Copyright Helen Murray
Theatre is an evolving beast.
Theatre criticism, perhaps, languishes, clinging to frameworks and the memory of a bygone era of print in a way that can inhibit a write up, or not give a critic a chance to articulate what they feel about a show. Instead it’s usually a series of box ticks and buzzwords that a show has to conform to. Insert star rating here.
Perhaps.
It makes the critical reaction to A Kettle of Fish at the Yard particularly intriguing. The Stage said there was “a pleasing boldness” but that “none of the elements really gel”. Time Out branded it “frustrating stuff“. The Guardian felt that “our confusion and bemusement feels the fault of the production rather than the culture“.
I don’t think I agree with a lot of that, but I do think I can see where it’s coming from.
What is striking for me is that Lisa, the protagonist of Brad Birch’s new play, is an instinctive critic. As the text shows, she constantly critiques others, herself, her behaviour and her surroundings. Set almost exclusively on a high pressurised plane, she is self-conscious to a point of having to examine a fly buzzing in front of her just to cope with her circumstances. As she receives word, while locked in a cabin, that her house is on fire and her father’s in peril, she still judges her own reaction, terrified that she isn’t performing the right way.

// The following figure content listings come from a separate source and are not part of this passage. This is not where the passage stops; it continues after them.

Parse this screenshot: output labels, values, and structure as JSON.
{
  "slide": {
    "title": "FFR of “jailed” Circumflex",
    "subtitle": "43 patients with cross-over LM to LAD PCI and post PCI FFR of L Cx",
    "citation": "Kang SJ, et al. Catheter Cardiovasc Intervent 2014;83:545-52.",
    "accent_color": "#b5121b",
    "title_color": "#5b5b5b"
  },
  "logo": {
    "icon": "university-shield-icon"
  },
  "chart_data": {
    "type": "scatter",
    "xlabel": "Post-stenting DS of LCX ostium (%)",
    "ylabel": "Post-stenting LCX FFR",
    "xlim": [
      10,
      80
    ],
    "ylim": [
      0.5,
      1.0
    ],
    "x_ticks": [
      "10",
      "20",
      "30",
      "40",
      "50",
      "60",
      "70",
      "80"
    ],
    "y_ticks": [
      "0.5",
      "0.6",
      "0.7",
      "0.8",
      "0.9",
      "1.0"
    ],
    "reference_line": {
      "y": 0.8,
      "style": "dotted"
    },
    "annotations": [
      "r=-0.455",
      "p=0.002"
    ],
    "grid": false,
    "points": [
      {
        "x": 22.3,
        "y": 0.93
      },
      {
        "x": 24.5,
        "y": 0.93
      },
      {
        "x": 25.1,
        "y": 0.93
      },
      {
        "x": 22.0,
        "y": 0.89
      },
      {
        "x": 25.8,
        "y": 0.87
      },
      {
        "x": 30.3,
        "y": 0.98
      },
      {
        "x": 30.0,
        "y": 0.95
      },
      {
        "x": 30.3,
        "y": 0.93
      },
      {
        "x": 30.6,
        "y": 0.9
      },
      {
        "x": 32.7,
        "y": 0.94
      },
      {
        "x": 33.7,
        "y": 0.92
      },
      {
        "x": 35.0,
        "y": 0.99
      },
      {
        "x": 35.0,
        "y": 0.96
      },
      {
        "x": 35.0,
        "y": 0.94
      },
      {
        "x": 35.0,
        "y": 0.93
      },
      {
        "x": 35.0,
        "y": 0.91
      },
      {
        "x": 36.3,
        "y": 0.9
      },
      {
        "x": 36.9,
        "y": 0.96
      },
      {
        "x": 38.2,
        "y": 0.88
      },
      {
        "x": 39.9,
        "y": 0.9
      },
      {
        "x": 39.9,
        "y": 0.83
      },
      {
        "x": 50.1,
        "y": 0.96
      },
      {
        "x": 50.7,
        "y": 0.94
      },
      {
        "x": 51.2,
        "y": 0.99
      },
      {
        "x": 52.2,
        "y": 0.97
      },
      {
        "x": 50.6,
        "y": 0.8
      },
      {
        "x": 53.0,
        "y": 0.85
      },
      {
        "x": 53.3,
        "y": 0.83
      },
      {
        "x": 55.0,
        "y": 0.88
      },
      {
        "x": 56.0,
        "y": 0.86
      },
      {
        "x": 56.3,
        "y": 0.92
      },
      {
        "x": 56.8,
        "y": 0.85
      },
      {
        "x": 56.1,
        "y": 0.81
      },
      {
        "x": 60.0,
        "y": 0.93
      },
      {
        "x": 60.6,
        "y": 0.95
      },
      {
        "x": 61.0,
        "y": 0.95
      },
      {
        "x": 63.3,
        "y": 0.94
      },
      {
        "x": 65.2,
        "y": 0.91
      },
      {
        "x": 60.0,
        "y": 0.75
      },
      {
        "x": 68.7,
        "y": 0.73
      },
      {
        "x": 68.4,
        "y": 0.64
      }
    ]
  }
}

If Birch’s play is all about a reflexively critical woman unable to articulate her own feelings, and for 70 minutes she’s scrutinised by a load of pen-scribbling journos thinking about their 250-to-400-word writeup, the process doesn’t feel suitable. Critics are reviewing a critic who is perpetually critiquing their own performance.
Lots of things don’t, in a conventional, critical dissection of the play, work in A Kettle of Fish. As many critics have pointed out. The set feels two dimensional, Birch’s script is lacking in some pivotal character development early on, and Caitlin McLeod’s production, replete with headphones for every audience member, has a knack for feeling distant, almost ill-fitting in the Yard’s space. Some of these complaints I can get on board with. These are all things a critic, in their conventional framework, would trot out and level. An easy way to hit the words.
But by the same token, I think there’s more going on here. Writing this particular review, for me, is a novelty. Normally I’m the one obsessed with star ratings and getting to the required amount, but in the case of A Kettle of Fish, and a lot of plays recently, that feels unsuitable.
Lisa is, by her nature, standoffish, ill-equipped at telling a story, so self-conscious that any performance is also an act of self-scrutiny. And so it should be – the paranoia and terror of being trapped on a plane during a traumatic experience would be garish, horrible and discombobulating. Allowing that sensation to define not just a character but also an entire production, with some queasy, intense close-ups projected onto a gauze, is a bold decision by McLeod. And it works. It works in a way theatre doesn’t conventionally work. The headphones are a part of this – Kweh’s voice is quite literally cast out of her body and thrust into our ears. It exists in isolation.
There’s a moment about two-thirds of the way through the show when Kweh, in a state of panic, sticks her head through the bottom of her plane, the bottom of her set.
It, in my eyes, instantly transforms the show. The idea that this is a performance suddenly became overwhelmingly pressing. Kweh is tearing apart her surroundings, scrutinizing the cracks in her stage. Quite literally sticking her head in the sand.
Things fall apart beneath her. Her plane becomes a platform suspended over a concrete floor. A few score people are sat watching her. She’s afraid. She begins to crawl across the floor. Performance is now arduous.
As a critic, I don’t know what A Kettle of Fish is. I don’t know if I liked it. I liked thinking about it and I liked the memories of it that I have. But I liked its flaws, and I liked thinking about what I’d do differently. As Luke Barnes said on Twitter, what the show does magnificently is present an experience rather than present a play.
Is that enough for a write-up? Am I doing exactly what Lisa does by analysing my own reaction? It’s a show that’s going to stick with me, and it does, in a way only the Yard really manages to achieve, come across as disconcertingly unsettling. It works by not really working. Because when does anything in life really work? Isn’t it all just a bit of a terrifying mess?